Virginia Menstell takes aim at a tennis ball as she plays snow golf at Crystal Mountain. Outdoors enthusiasts are finding new ways to have fun in the snow at local resorts.


Even Tiger Woods would have been impressed with the golf score Kendall Dreher put up in March.

She shot a 21-under 24 on the nine-hole Queens Run course at Crystal Mountain, including a minus-1 on the seventh hole.

Not bad for her first time on a course – a snow golf course, that is.

In snow golf, the greens are white, the balls are yellow and – on this day, at least – the rules are flexible. It’s also one of several new ways to enjoy the slopes these days.

Kendall, a sales manager for a Bellevue title company, along with her husband, Kevin, were the first to tee up at Crystal last season. And both found themselves to be naturals.

The game has only a passing resemblance to golf.

Participants strike tennis balls with a golf club, but must remain on their skis or boards at all times. After each shot, they ski to the ball and line up their next shot.

The pins aren’t in holes, but in the middle of a bull’s-eye. Get the ball in the outer ring to subtract one stroke from your score. Get inside the middle ring to deduct two strokes or the inner ring to drop four strokes. This means a tee shot landing in the inner circle means you get to write a -3 on your scorecard.
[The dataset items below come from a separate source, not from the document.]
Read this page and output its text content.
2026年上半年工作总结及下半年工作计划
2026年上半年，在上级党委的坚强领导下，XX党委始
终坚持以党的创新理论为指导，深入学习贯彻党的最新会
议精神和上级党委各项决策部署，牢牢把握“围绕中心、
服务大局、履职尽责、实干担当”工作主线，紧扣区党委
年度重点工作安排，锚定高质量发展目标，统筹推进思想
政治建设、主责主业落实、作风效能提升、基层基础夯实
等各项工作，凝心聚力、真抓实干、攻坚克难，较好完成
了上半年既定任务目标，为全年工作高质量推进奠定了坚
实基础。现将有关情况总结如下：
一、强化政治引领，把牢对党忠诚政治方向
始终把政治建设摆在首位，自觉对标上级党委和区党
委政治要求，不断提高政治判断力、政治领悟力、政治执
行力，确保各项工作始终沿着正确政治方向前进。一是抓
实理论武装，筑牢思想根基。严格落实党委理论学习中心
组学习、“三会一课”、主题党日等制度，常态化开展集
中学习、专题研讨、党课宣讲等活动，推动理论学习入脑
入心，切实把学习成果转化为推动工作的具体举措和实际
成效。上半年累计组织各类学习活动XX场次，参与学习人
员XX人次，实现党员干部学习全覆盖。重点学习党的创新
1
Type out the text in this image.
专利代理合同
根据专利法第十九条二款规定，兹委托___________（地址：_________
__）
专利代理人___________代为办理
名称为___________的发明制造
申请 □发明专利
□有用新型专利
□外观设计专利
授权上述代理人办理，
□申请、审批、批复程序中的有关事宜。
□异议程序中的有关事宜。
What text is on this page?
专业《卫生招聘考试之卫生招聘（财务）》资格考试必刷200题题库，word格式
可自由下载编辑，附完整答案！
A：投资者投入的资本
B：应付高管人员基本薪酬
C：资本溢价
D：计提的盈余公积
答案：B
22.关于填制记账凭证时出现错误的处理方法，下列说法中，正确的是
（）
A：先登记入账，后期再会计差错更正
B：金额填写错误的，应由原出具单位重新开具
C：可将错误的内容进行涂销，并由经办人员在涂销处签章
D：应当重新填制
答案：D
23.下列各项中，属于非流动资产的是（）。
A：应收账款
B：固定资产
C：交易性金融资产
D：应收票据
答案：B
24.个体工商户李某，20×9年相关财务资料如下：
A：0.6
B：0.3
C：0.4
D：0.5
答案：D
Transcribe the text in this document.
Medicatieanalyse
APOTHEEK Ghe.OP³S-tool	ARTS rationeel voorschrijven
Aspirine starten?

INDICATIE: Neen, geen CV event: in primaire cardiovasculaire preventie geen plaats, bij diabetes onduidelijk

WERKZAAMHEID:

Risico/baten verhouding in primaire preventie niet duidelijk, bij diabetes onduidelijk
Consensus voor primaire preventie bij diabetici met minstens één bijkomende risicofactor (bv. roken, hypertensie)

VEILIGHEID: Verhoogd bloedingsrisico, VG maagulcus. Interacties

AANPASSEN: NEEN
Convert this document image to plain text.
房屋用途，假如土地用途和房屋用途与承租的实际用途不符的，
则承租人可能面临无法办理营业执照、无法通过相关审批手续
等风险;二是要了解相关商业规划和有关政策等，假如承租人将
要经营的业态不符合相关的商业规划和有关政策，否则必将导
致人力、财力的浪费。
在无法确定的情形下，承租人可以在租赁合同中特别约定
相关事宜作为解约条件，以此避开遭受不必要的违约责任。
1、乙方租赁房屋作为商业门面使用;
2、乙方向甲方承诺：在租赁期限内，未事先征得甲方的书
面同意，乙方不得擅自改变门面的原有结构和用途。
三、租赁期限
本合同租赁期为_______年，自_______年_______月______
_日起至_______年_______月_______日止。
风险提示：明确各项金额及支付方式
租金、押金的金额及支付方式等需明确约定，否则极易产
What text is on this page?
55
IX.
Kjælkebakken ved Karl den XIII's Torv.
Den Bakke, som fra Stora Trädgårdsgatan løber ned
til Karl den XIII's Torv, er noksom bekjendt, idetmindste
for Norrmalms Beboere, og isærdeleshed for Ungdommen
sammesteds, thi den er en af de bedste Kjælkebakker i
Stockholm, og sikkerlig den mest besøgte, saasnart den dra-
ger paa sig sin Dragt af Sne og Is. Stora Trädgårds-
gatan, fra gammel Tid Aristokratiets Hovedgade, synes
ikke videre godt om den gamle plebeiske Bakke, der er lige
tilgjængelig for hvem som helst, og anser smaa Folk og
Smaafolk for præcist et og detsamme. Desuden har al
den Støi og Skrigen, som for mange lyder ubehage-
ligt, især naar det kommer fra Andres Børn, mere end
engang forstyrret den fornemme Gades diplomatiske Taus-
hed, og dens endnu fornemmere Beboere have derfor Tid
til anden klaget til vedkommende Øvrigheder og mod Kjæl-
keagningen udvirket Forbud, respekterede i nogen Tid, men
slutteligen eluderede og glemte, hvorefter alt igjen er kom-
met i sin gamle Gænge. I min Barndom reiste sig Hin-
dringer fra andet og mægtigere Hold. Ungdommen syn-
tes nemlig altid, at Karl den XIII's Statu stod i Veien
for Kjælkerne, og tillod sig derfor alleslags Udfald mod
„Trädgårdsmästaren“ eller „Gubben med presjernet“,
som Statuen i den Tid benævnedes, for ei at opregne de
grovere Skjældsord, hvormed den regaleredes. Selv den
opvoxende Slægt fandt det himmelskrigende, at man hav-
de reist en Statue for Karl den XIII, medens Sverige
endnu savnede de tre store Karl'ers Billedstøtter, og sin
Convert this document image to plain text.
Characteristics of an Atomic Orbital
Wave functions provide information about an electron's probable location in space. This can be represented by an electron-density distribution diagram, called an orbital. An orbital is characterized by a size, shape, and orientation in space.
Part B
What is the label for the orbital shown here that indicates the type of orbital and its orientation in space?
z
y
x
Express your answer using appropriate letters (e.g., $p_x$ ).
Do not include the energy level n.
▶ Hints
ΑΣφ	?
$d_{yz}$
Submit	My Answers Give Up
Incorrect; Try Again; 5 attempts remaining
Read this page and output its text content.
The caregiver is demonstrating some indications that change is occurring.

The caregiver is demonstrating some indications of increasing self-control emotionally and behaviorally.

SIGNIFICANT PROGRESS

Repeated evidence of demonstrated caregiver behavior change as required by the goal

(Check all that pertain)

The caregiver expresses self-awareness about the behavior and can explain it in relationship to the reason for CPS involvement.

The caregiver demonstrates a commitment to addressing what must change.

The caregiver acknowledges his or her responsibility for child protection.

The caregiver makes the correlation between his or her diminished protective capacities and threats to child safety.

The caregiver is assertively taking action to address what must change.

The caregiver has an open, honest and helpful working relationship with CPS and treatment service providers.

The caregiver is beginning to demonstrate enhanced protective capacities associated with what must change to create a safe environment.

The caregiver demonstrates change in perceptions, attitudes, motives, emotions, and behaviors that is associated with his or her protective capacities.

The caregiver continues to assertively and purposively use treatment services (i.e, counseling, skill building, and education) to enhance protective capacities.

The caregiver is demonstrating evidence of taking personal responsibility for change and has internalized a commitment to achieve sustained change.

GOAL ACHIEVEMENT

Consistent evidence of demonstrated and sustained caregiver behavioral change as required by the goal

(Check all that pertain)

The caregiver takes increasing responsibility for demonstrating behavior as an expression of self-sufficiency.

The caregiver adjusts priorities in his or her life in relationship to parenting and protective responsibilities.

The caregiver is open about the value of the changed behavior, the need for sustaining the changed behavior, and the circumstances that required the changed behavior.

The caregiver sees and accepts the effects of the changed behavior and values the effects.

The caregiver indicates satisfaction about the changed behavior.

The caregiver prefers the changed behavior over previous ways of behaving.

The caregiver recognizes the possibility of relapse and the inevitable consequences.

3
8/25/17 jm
Kendall and Kevin shot four and three on the first two holes before Kevin took the lead on the third hole by curling a short putt inside the center ring for a -1. Kendall struggled on the fourth hole, clipping the tip of her ski with her club, then nearly hitting a passing boarder with the ball.

However, Kendall made her move a few holes later with the help of a friend who carved a path to the pin by snowplowing in front of her tee shot.

“There’s no etiquette in snow golf,” said Kevin, manager of Sturtevant’s sporting goods store. He tried the same trick on the next hole but still finished the round a stroke behind his wife.

The snow golf tournament was the idea of former U.S. Ski Team member Tracy Gibbons, Sturtevant’s general manager, as a promotion for the company. It was successful enough that another group held a snow golf tournament as a fundraiser a few weeks later.

Sturtevant’s is planning another tournament for this season, but a date has not been set. Other variations of the game can be found all over the world. Canada will hold national championships next year. Check out snowgolf.ca for details.

“The best thing about snow golf?” Kevin said. “If you get frustrated, you can just throw your club in the woods and go skiing.”

Craig Hill: 253-597-8497



Skiing and boarding will likely always be the primary mode of transportation on the slopes, but there are other ways to enjoy your favorite runs. Here are some activities worth sampling, but check with your local ski hill to make sure these devices are allowed on their slopes.


These are boogie boards for the slopes. Lie on these triangle sledlike mattress devices with grooved bottoms and runners that allow you to steer. Hoodoo Mountain Resort in Oregon offers rentals.


These bikes have skis instead of wheels, and you turn using small skis on your feet instead of the handlebars. Hoodoo rents ski bikes.


Snow skates are basically skateboards designed for the snow. There is no binding, and some mountains don’t allow these devices outside the terrain park. Northwest Snowboards in University Place sells snow skates for $165.


Ski boards are twin-tip skis that are only about 21/2 feet long. Instructors have discovered recently that practicing on these short skis make you better on the real thing. Sturtevants sells the K2 Fatty ski boards for $200. The White Pass Sports Hut in Packwood rents them for $13 per day.


Most sit skiers don’t have a choice. They use sit skis because their legs are paralyzed or have been amputated. If it looks like they are having as much fun as you, it’s because they are. At Whistler you can try this method of skiing for $175 (Canadian) per day.